We’d be much happier if all those containers were strapped onto flatbed railroad cars, not ocean-going vessels.

§ Tierce. Melissa Grace captured a lurid bit for The Daily News.

The Astor trial took a bizarre twist Tuesday when it was revealed the jury forewoman was attacked by a loon wielding an 8-inch knife on a northbound No. 4 subway.

“I’m a chef and I can cut you with this,” Tanika Williams, 28, told the victim, identified only as “Juror No. 1” in court papers.

§ Sext. It’s all in the writing.

4. CISO – Chief Inflight Service Officer. This one is easiest, by far. We’ll just get Terence, the butler from the Grand Hyatt in Hong Kong, straight away.

5. CTO – Chief Timetable Officer.
If you take your airline seriously, you take your timetables seriously. And as often as we’ve had to experience downloaded and badly designed PDF:s, instead of gripping on to a sturdy and finely printed dito – we feel that this is an issue that needs its own manager. Probably a German.

§ Nones. In our book (our book of revolutions, that is), Mr Chávez’s latest move is the sort of gratuitous stake-in-the-heart gesture that irrevocably moderates and fence-sitters.

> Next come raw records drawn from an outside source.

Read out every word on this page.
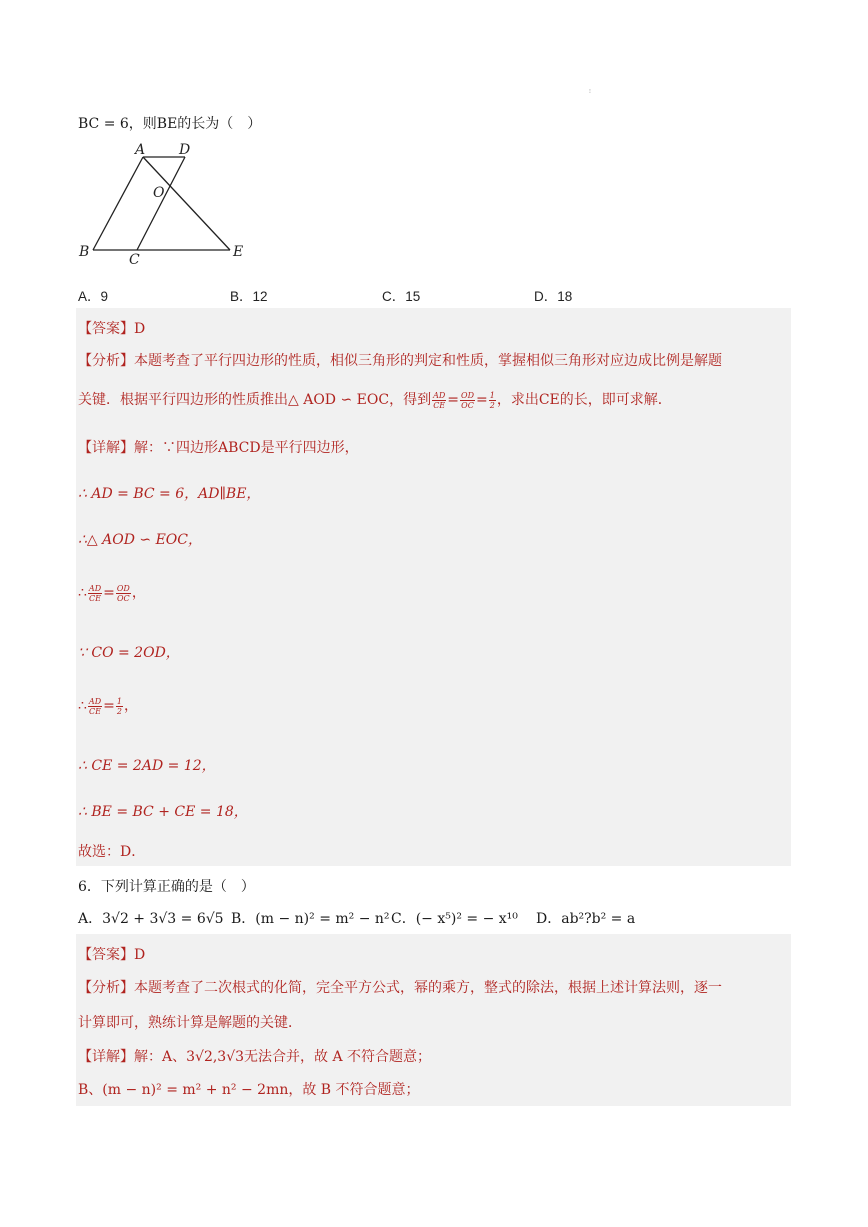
⁝
BC = 6，则BE的长为（　）
A D
O
B	C	E
A．9	B．12	C．15	D．18
【答案】D
【分析】本题考查了平行四边形的性质，相似三角形的判定和性质，掌握相似三角形对应边成比例是解题
关键．根据平行四边形的性质推出△ AOD ∽ EOC，得到 $\frac{AD}{CE} = \frac{OD}{OC} = \frac{1}{2}$ ，求出CE的长，即可求解．
【详解】解：∵四边形ABCD是平行四边形，
∴ AD = BC = 6，AD∥BE，
∴△ AOD ∽ EOC，
∴ $\frac{AD}{CE} = \frac{OD}{OC}$ ，
∵ CO = 2OD，
∴ $\frac{AD}{CE} = \frac{1}{2}$ ，
∴ CE = 2AD = 12，
∴ BE = BC + CE = 18，
故选：D．
6．下列计算正确的是（　）
A．3√2 + 3√3 = 6√5 B．(m − n)² = m² − n² C．(− x⁵)² = − x¹⁰ D．ab²?b² = a
【答案】D
【分析】本题考查了二次根式的化简，完全平方公式，幂的乘方，整式的除法，根据上述计算法则，逐一
计算即可，熟练计算是解题的关键．
【详解】解：A、3√2,3√3无法合并，故 A 不符合题意；
B、(m − n)² = m² + n² − 2mn，故 B 不符合题意；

Plus, look at Cuba.

Critics of the antigolf campaign point out that Venezuela’s top ally, Cuba, is going in the opposite direction. Canadian and European investors are seeking to build as many as 10 new courses in Cuba as part of the Cuban government’s bid to raise tourist revenues.

“China has more than 300 golf courses, and look what’s happening here,” said Mr. Torres, the director of the Venezuelan Golf Federation, invoking another Communist country with which Venezuela has warm ties. “We’re going from 28 courses to 18.”

Correction: Mr Chávez says that golf is not a people’s sport.  

§ Vespers. Jeremy Hatch, whose wife teaches chemistry, observes,

Scientific research emerges from a dense network of personal ambition, rivalry, ability, funding (which is made available based on the subjective decisions of funders), institutional support, the profit or prestige motive, and the quirks of individual scientists who decide, often on the basis of hunches and personal preferences within the available possibilities, what avenue of research to pursue next. Once you see a little bit of the world of research up close, you become amazed that anything continues to be discovered at all — not because there’s nothing left to discover, but because the world of science is a very human mess of competing subjective claims that would seem to constrain discovery.

§ Compline. We were intrigued by the plight of Adam Lepak, the young man who, after a motorcycle accident, became convinced that his family members are all imposters, when Benedict Carey wrote about him over the weekend. As is often the case with brain injuries, however, the really intriguing thing is how slender the thread is that holds the rest of us in place: a handful of nerves? Maybe just one?

Given the fundamental role of the self in human experience, it’s sobering how little we know about it. (The fact that we call it an emergent property is a sign that nobody really understands what the self is or where it comes from.) For the most part, we’re forced to marvel at its effects via attention, as the self chooses which sensations to pay attention to. These sensory cells then show increased sensitivity and enhanced firing, making them more likely to enter the narrow stream of consciousness.

No wonder the belief in an ineffable soul is so widespread.